IVG médicamenteuse

À jour en Février 2018

Écrit par les experts Ooreka

 

Dans le cas d'une grossesse non désirée, il est possible de pratiquer une IVG. Celle-ci peut être médicamenteuse ou chirurgicale.

Définition de l'IVG médicamenteuse

L'interruption volontaire de grossesse par méthode médicamenteuse, ou IVG médicamenteuse, est une des deux méthodes utilisées pour interrompre volontairement une grossesse, l'autre méthode employée étant l'IVG chirurgicale.

L'avortement médicamenteux consiste en l'administration de deux types de médicaments :

  • une antihormone : le RU 486, ou mifépristone ;
  • une prostaglandine : le misoprostol.

L'IVG médicamenteuse peut être pratiquée jusqu'à la 5e semaine d'aménorrhée sans hospitalisation, et jusqu'à 7 semaines d'aménorrhée avec hospitalisation.

À noter : en France, l'IVG médicamenteuse est la technique d'avortement la plus utilisée puisqu'elle représente 57 % d'entre elles.

Où pratiquer une IVG médicamenteuse ?

Depuis la loi n° 2001-588 du 4 juillet 2001, l'IVG médicamenteuse peut être réalisée dans :

  • un établissement de santé public (hôpital) ou dans une clinique conventionnée ;
  • un centre de planning familial ;
  • un cabinet « de ville » par un gynécologue ou un médecin conventionné ;
  • un centre d'orthogénie ;
  • un centre IVG.

Bon à savoir : la loi de santé, parue au Journal officiel le 27 janvier 2016, permet aux sages-femmes de réaliser les IVG médicamenteuses. Les modalités de cette pratique sont précisées par le décret n° 2016-743 du 2 juin 2016.

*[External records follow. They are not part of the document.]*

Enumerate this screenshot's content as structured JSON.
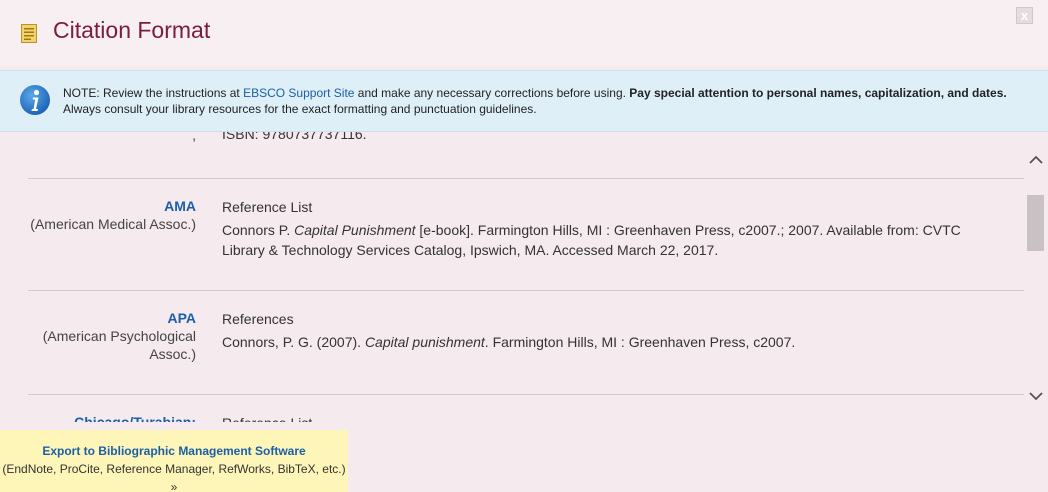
{
  "header": {
    "title": "Citation Format",
    "title_icon": "document-icon",
    "close_label": "x"
  },
  "note": {
    "prefix": "NOTE: Review the instructions at ",
    "link": "EBSCO Support Site",
    "middle": " and make any necessary corrections before using. ",
    "bold": "Pay special attention to personal names, capitalization, and dates.",
    "suffix": " Always consult your library resources for the exact formatting and punctuation guidelines."
  },
  "citations": [
    {
      "abbr": "",
      "style_name": ",",
      "heading": "",
      "text": "ISBN: 9780737737116."
    },
    {
      "abbr": "AMA",
      "style_name": "(American Medical Assoc.)",
      "heading": "Reference List",
      "text_before": "Connors P. ",
      "text_italic": "Capital Punishment",
      "text_after": " [e-book]. Farmington Hills, MI : Greenhaven Press, c2007.; 2007. Available from: CVTC Library & Technology Services Catalog, Ipswich, MA. Accessed March 22, 2017."
    },
    {
      "abbr": "APA",
      "style_name": "(American Psychological Assoc.)",
      "heading": "References",
      "text_before": "Connors, P. G. (2007). ",
      "text_italic": "Capital punishment",
      "text_after": ". Farmington Hills, MI : Greenhaven Press, c2007."
    },
    {
      "abbr": "Chicago/Turabian:",
      "style_name": "",
      "heading": "Reference List",
      "text_before": "",
      "text_italic": "",
      "text_after": ""
    }
  ],
  "export": {
    "title": "Export to Bibliographic Management Software",
    "subtitle": "(EndNote, ProCite, Reference Manager, RefWorks, BibTeX, etc.) »"
  },
  "colors": {
    "title": "#7a1c3a",
    "link": "#1a5fa8",
    "banner": "#dfeff8",
    "background": "#f5eaed",
    "export_bg": "#fdf6b8"
  }
}
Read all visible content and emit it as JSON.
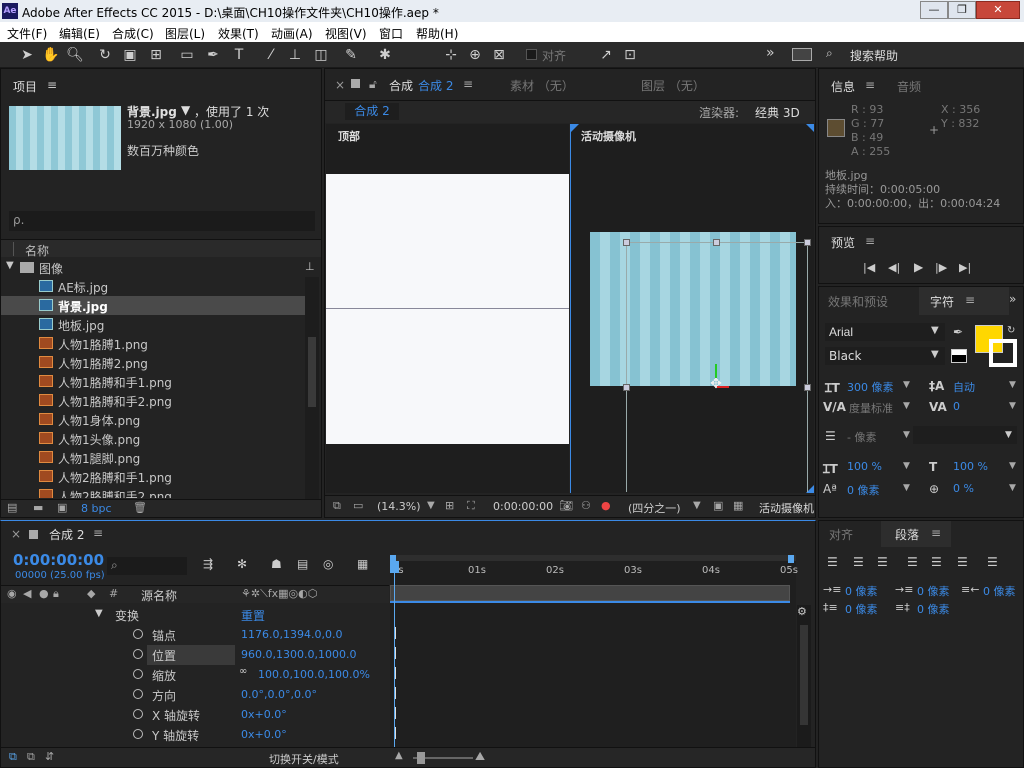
{
  "app": {
    "title": "Adobe After Effects CC 2015 - D:\\桌面\\CH10操作文件夹\\CH10操作.aep *",
    "logo": "Ae",
    "controls": [
      "—",
      "❐",
      "✕"
    ]
  },
  "menu": [
    "文件(F)",
    "编辑(E)",
    "合成(C)",
    "图层(L)",
    "效果(T)",
    "动画(A)",
    "视图(V)",
    "窗口",
    "帮助(H)"
  ],
  "toolbar": {
    "align_label": "对齐",
    "search_help": "搜索帮助",
    "more": "»"
  },
  "project": {
    "title": "项目",
    "selected_name": "背景.jpg",
    "used": "，使用了 1 次",
    "dims": "1920 x 1080 (1.00)",
    "colors": "数百万种颜色",
    "search_placeholder": "ρ.",
    "col_name": "名称",
    "folder": "图像",
    "files": [
      "AE标.jpg",
      "背景.jpg",
      "地板.jpg",
      "人物1胳膊1.png",
      "人物1胳膊2.png",
      "人物1胳膊和手1.png",
      "人物1胳膊和手2.png",
      "人物1身体.png",
      "人物1头像.png",
      "人物1腿脚.png",
      "人物2胳膊和手1.png",
      "人物2胳膊和手2.png"
    ],
    "bpc": "8 bpc"
  },
  "composition": {
    "tab_label": "合成",
    "tab_name": "合成 2",
    "footage_tab": "素材 （无）",
    "layer_tab": "图层 （无）",
    "comp_button": "合成 2",
    "renderer_label": "渲染器:",
    "renderer": "经典 3D",
    "view_top": "顶部",
    "view_active": "活动摄像机",
    "zoom": "(14.3%)",
    "timecode": "0:00:00:00",
    "resolution": "(四分之一)",
    "active_camera": "活动摄像机"
  },
  "info": {
    "tab_info": "信息",
    "tab_audio": "音频",
    "r": "R : 93",
    "g": "G : 77",
    "b": "B : 49",
    "a": "A : 255",
    "x": "X : 356",
    "y": "Y : 832",
    "swatch": "#5d4d31",
    "file": "地板.jpg",
    "duration": "持续时间：0:00:05:00",
    "inout": "入：0:00:00:00，出：0:00:04:24"
  },
  "preview": {
    "title": "预览",
    "buttons": [
      "|◀",
      "◀|",
      "▶",
      "|▶",
      "▶|"
    ]
  },
  "character": {
    "tab_effects": "效果和预设",
    "tab_char": "字符",
    "font": "Arial",
    "style": "Black",
    "fill_color": "#ffd700",
    "size": "300 像素",
    "leading": "自动",
    "kerning": "度量标准",
    "tracking": "0",
    "stroke": "- 像素",
    "vscale": "100 %",
    "hscale": "100 %",
    "baseline": "0 像素",
    "tsume": "0 %"
  },
  "timeline": {
    "comp": "合成 2",
    "time": "0:00:00:00",
    "frames": "00000 (25.00 fps)",
    "col_source": "源名称",
    "ruler": [
      "0s",
      "01s",
      "02s",
      "03s",
      "04s",
      "05s"
    ],
    "transform": "变换",
    "reset": "重置",
    "props": [
      {
        "name": "锚点",
        "value": "1176.0,1394.0,0.0"
      },
      {
        "name": "位置",
        "value": "960.0,1300.0,1000.0"
      },
      {
        "name": "缩放",
        "value": "100.0,100.0,100.0%"
      },
      {
        "name": "方向",
        "value": "0.0°,0.0°,0.0°"
      },
      {
        "name": "X 轴旋转",
        "value": "0x+0.0°"
      },
      {
        "name": "Y 轴旋转",
        "value": "0x+0.0°"
      }
    ],
    "toggle_modes": "切换开关/模式"
  },
  "paragraph": {
    "tab_align": "对齐",
    "tab_para": "段落",
    "indent_left": "0 像素",
    "indent_first": "0 像素",
    "indent_right": "0 像素",
    "space_before": "0 像素",
    "space_after": "0 像素"
  }
}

IVG médicamenteuse : procédure

L'IVG médicamenteuse est soumise à un protocole très strict :

  1. Lors d'une première consultation, qui peut se faire chez le médecin traitant, la femme explique sa volonté de mettre un terme à la grossesse :
    • Le médecin réalise un examen clinique, l'informe sur les différentes méthodes d'IVG et leurs risques.
    • Des examens supplémentaires, comme une prise de sang, peuvent être prescrits par le médecin, afin de confirmer la grossesse, de la dater avec précision et de détecter une éventuelle grossesse extra-utérine, contre-indication pour l'IVG médicamenteuse.
    • À la fin de cette consultation, la patiente reçoit un document attestant de la date à laquelle sa demande a été effectuée.
  2. Une deuxième consultation de consentement doit être effectuée. Le médecin explique en détail le déroulement de l'IVG, les démarches administratives à effectuer, réalise un deuxième examen clinique et remet à la patiente un livret sur l'IVG et les ordonnances nécessaires.
  3. Un entretien psycho-social est proposé à toutes les femmes souhaitant avorter, mais il n'est obligatoire que pour les mineures.
  4. Le jour de l'avortement, la mifépristone (ou RU 468) est administrée par voie orale. Un délai de 48 heures doit être respecté entre l'entretien psychosocial et l'IVG.
  5. 36 à 48 h plus tard, la patiente doit prendre le misoprostol, également par voie orale, en présence du médecin qui assure une surveillance. L'expulsion de l'œuf se fera au moment où elle sera rentrée chez elle, où il est important qu'elle ne soit pas seule.
  6. Une visite de contrôle doit être programmée entre 2 et 3 semaines après la première prise de médicament.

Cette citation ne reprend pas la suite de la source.